If the side of the square is A units then the diognals of square is _____&units
Answers
Answer:
Length of diagonal of a square = √2 A.
Step-by-step explanation:
Given that we have a square,
Length of each side of square = A
As we know all the angles in a square are right angle i.e. 90 degrees, and a diagonal is formed by joining any two opposite vertices of square so as a result we get a right angled triangle.

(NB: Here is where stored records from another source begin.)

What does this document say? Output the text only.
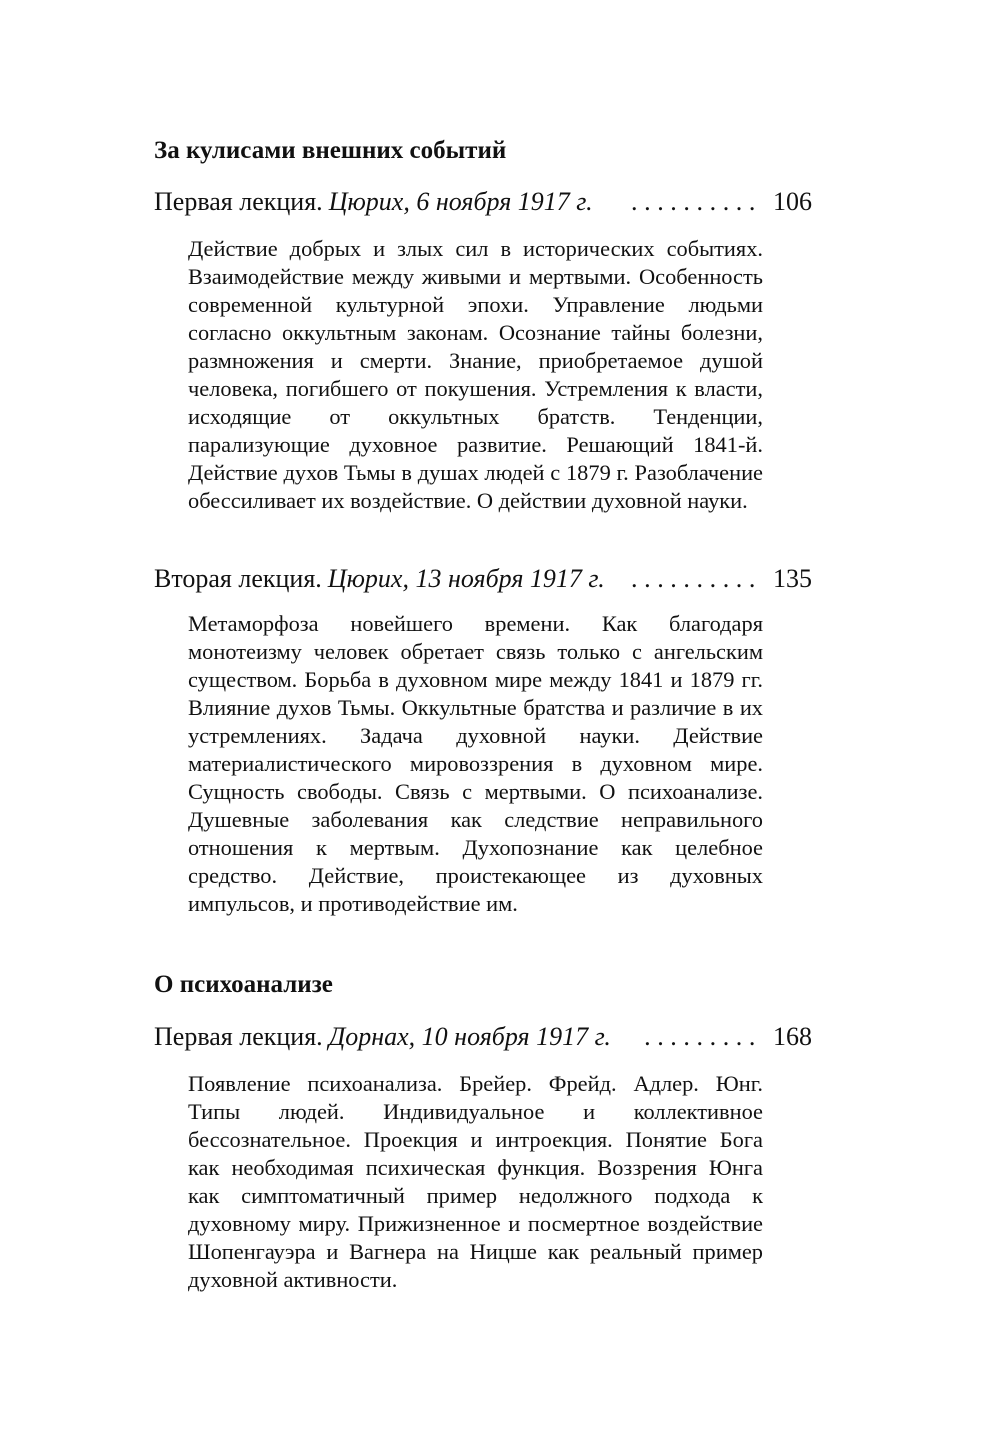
За кулисами внешних событий
Первая лекция. Цюрих, 6 ноября 1917 г.	.......... 106
Действие добрых и злых сил в исторических событиях. Взаимодействие между живыми и мертвыми. Особенность современной культурной эпохи. Управление людьми согласно оккультным законам. Осознание тайны болезни, размножения и смерти. Знание, приобретаемое душой человека, погибшего от покушения. Устремления к власти, исходящие от оккультных братств. Тенденции, парализующие духовное развитие. Решающий 1841-й. Действие духов Тьмы в душах людей с 1879 г. Разоблачение обессиливает их воздействие. О действии духовной науки.
Вторая лекция. Цюрих, 13 ноября 1917 г.	.......... 135
Метаморфоза новейшего времени. Как благодаря монотеизму человек обретает связь только с ангельским существом. Борьба в духовном мире между 1841 и 1879 гг. Влияние духов Тьмы. Оккультные братства и различие в их устремлениях. Задача духовной науки. Действие материалистического мировоззрения в духовном мире. Сущность свободы. Связь с мертвыми. О психоанализе. Душевные заболевания как следствие неправильного отношения к мертвым. Духопознание как целебное средство. Действие, проистекающее из духовных импульсов, и противодействие им.
О психоанализе
Первая лекция. Дорнах, 10 ноября 1917 г.	......... 168
Появление психоанализа. Брейер. Фрейд. Адлер. Юнг. Типы людей. Индивидуальное и коллективное бессознательное. Проекция и интроекция. Понятие Бога как необходимая психическая функция. Воззрения Юнга как симптоматичный пример недолжного подхода к духовному миру. Прижизненное и посмертное воздействие Шопенгауэра и Вагнера на Ницше как реальный пример духовной активности.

As we know that A right triangle satisfies the Pythagoras's theorem which states that
( Hypotenuse )² = (Base)² + (Perperdicular)² ......(1)
In our case
Base = Lenght of side of square = A
Perpendicular = Length side of square = A
Hypotenuse = Diagonal of square
Putting all the values in equation (1)
( Hypotenuse )² = (A)² + (A)²
( Hypotenuse )² = A² + A²
( Hypotenuse )² = 2A²
taking square root on both sides
Diagonal of square = √2 A
So, the length of diagonal of a square having side length A is √2 A.
Answer:
(√2)A units
Step-by-step explanation:
Define x:
Let x be the length of the diagonal.
Explanation:
The 2 sides of the square and the diagonal forms a right angle triangle.
Since it is a right angle triangle, we can use Pythagorean theorem to find the length of the hypotenuse.
Solve x:
A² + A² = x²
2A² = x²
x = (√2)A
Answer: The hypotenuse is (√2)A units